What Is Data-Driven Testing?

Data-driven testing is a method of automated software testing in which the same test scripts are run against different data sets that are kept separate from the test scripts. The methodology creates a separation between the tests and the data sources used for tests, which are typically stored in data files, such as an excel file or a CSV file. Data-driven testing is also known as table-driven testing or parameterized testing.

This methodology allows you to easily test many scenarios without manually re-executing the test case with each data set. That way, a single test script can be used comprehensively, validating several scenarios in both happy and sad paths for the same functionality. Also, data-driven testing makes it easy to add new scenarios just by adding new inputs to the datasets, bringing the overall cost of the testing process down. It’s almost like you’ve written a different test just by pointing the test to a new data file.
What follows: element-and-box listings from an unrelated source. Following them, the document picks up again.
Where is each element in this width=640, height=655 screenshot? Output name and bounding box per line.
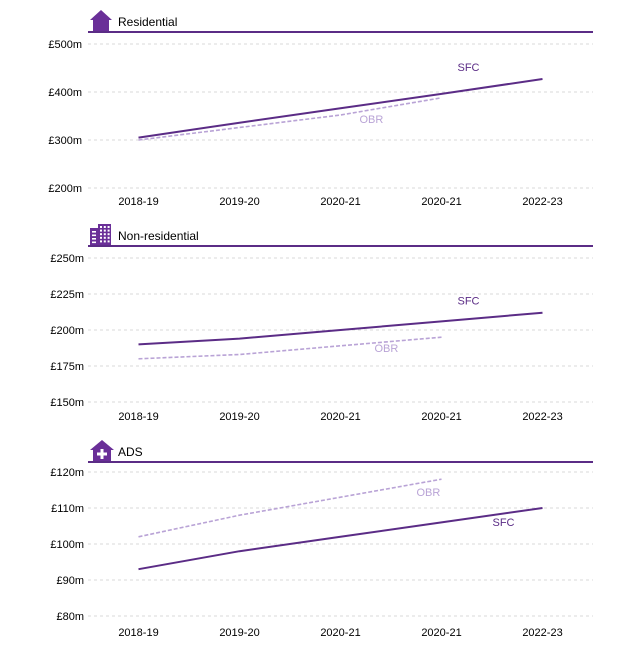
x-tick-label: 2019-20 [219,411,259,423]
y-tick-label: £110m [51,503,84,515]
y-tick-label: £80m [56,611,84,623]
x-tick-label: 2018-19 [118,411,158,423]
y-tick-label: £120m [50,467,84,479]
series-line-obr [138,478,442,538]
house-icon [90,10,112,31]
x-tick-label: 2019-20 [219,627,259,639]
series-line-obr [138,336,442,360]
x-tick-label: 2018-19 [118,196,158,208]
series-label-sfc: SFC [493,517,515,529]
panel-title: Non-residential [118,229,199,243]
y-tick-label: £250m [50,253,84,265]
y-tick-label: £200m [50,325,84,337]
y-tick-label: £175m [50,361,84,373]
y-tick-label: £100m [50,539,84,551]
house-plus-icon [90,440,114,462]
y-tick-label: £200m [48,183,82,195]
y-tick-label: £225m [50,289,84,301]
x-tick-label: 2020-21 [320,627,360,639]
x-tick-label: 2019-20 [219,196,259,208]
x-tick-label: 2022-23 [522,411,562,423]
x-tick-label: 2020-21 [421,196,461,208]
y-tick-label: £500m [48,39,82,51]
series-line-obr [138,97,442,141]
x-tick-label: 2020-21 [320,196,360,208]
office-building-icon [90,224,111,245]
series-line-sfc [138,311,543,346]
series-line-sfc [138,78,543,139]
x-tick-label: 2022-23 [522,627,562,639]
x-tick-label: 2022-23 [522,196,562,208]
y-tick-label: £90m [56,575,84,587]
x-tick-label: 2020-21 [421,411,461,423]
series-label-obr: OBR [417,487,441,499]
series-line-sfc [138,507,543,571]
series-label-obr: OBR [375,343,399,355]
x-tick-label: 2020-21 [320,411,360,423]
y-tick-label: £300m [48,135,82,147]
panel-title: Residential [118,15,177,29]
y-tick-label: £400m [48,87,82,99]
series-label-sfc: SFC [458,62,480,74]
series-label-sfc: SFC [458,296,480,308]
series-label-obr: OBR [360,114,384,126]
x-tick-label: 2020-21 [421,627,461,639]
y-tick-label: £150m [50,397,84,409]
x-tick-label: 2018-19 [118,627,158,639]
panel-title: ADS [118,445,143,459]
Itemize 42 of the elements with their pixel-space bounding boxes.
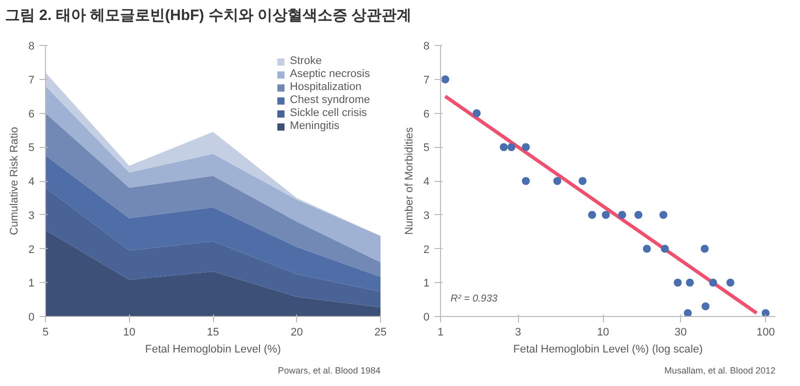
x-tick-label: 10 (596, 326, 610, 338)
y-axis-title: Number of Morbidities (403, 126, 416, 235)
y-tick-label: 5 (423, 142, 430, 154)
y-tick-label: 7 (28, 74, 35, 86)
y-tick-label: 6 (28, 108, 35, 120)
y-tick-label: 1 (28, 278, 35, 290)
y-tick-label: 6 (423, 108, 430, 120)
y-tick-label: 4 (423, 176, 430, 188)
y-tick-label: 4 (28, 176, 35, 188)
x-tick-label: 5 (42, 326, 49, 338)
x-tick-label: 10 (123, 326, 136, 338)
y-tick-label: 1 (423, 278, 430, 290)
y-axis-title: Cumulative Risk Ratio (8, 126, 20, 236)
legend-label: Aseptic necrosis (290, 68, 370, 80)
chart-title: 그림 2. 태아 헤모글로빈(HbF) 수치와 이상혈색소증 상관관계 (5, 6, 412, 26)
legend-label: Chest syndrome (290, 94, 370, 106)
legend-label: Sickle cell crisis (290, 107, 367, 119)
y-tick-label: 8 (423, 40, 430, 52)
x-tick-label: 1 (437, 326, 444, 338)
y-tick-label: 0 (28, 312, 35, 324)
legend-label: Meningitis (290, 120, 340, 132)
legend-label: Hospitalization (290, 81, 362, 93)
y-tick-label: 2 (28, 244, 35, 256)
x-tick-label: 3 (515, 326, 522, 338)
y-tick-label: 7 (423, 74, 430, 86)
y-tick-label: 0 (423, 312, 430, 324)
text: Powars, et al. Blood 1984 (278, 366, 381, 376)
y-tick-label: 3 (423, 210, 430, 222)
x-tick-label: 30 (674, 326, 687, 338)
legend-label: Stroke (290, 55, 322, 67)
x-tick-label: 15 (206, 326, 220, 338)
annotation: R² = 0.933 (450, 294, 498, 304)
x-tick-label: 100 (756, 326, 775, 338)
y-tick-label: 2 (423, 244, 430, 256)
y-tick-label: 3 (28, 210, 35, 222)
x-tick-label: 25 (374, 326, 387, 338)
x-axis-title: Fetal Hemoglobin Level (%) (log scale) (513, 344, 703, 356)
text: Musallam, et al. Blood 2012 (664, 366, 776, 376)
x-axis-title: Fetal Hemoglobin Level (%) (145, 344, 281, 356)
x-tick-label: 20 (290, 326, 303, 338)
y-tick-label: 8 (28, 40, 35, 52)
y-tick-label: 5 (28, 142, 35, 154)
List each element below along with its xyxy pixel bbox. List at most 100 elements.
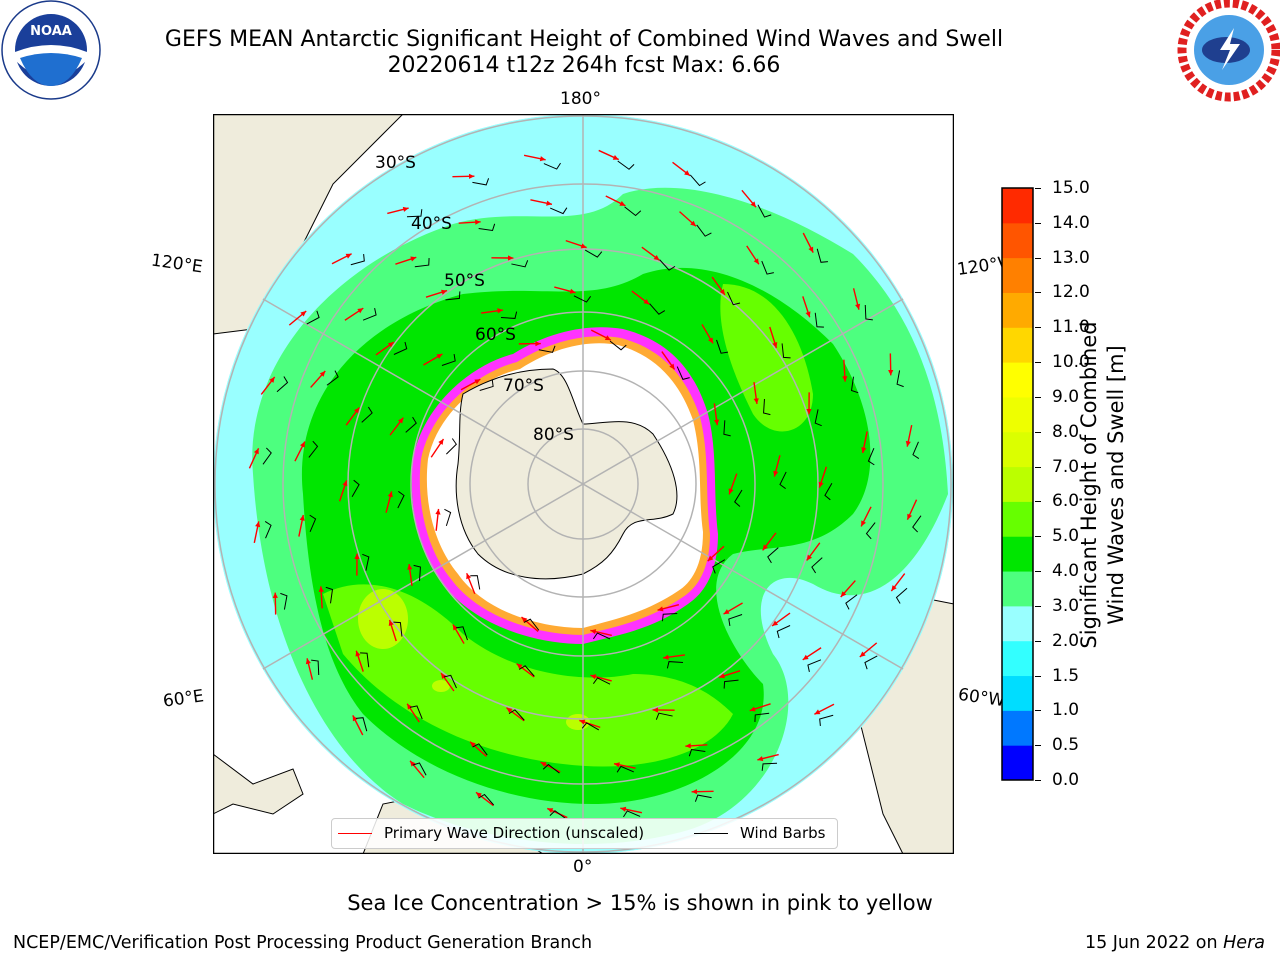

Thus, the technique saves a lot of time and money and brings great flexibility to a software testing strategy. A data-driven testing framework can achieve greater test coverage, validating more of your app’s functionality and avoiding regressions.

Data-driven testing's time-saving capability is surely one of its main selling points. As such, a test automation framework that enables this technique can help teams test earlier and more often, achieving a shift-left testing strategy, which we can consider a crucial part of the agile testing methodology.

This post is a guide to data-driven testing. Though it’s not a step-by-step tutorial, you’ll read about tools, including data-driven testing frameworks such as TestNG and even Selenium WebDriver.

We’ll start the post by talking about the agile testing methodology and the role test automation plays in it. Then, we’ll move on to cover data-driven test observations and data-driven test steps. After that, we cover the importance of data-driven tests, and, before wrapping up, we walk you through a basic example of a data-driven test framework with Selenium WebDriver, Java, and Apache POI.

Agile Testing Methodology and Test Automation

Let’s talk about the agile testing methodology and how it relates to data-driven testing and test automation.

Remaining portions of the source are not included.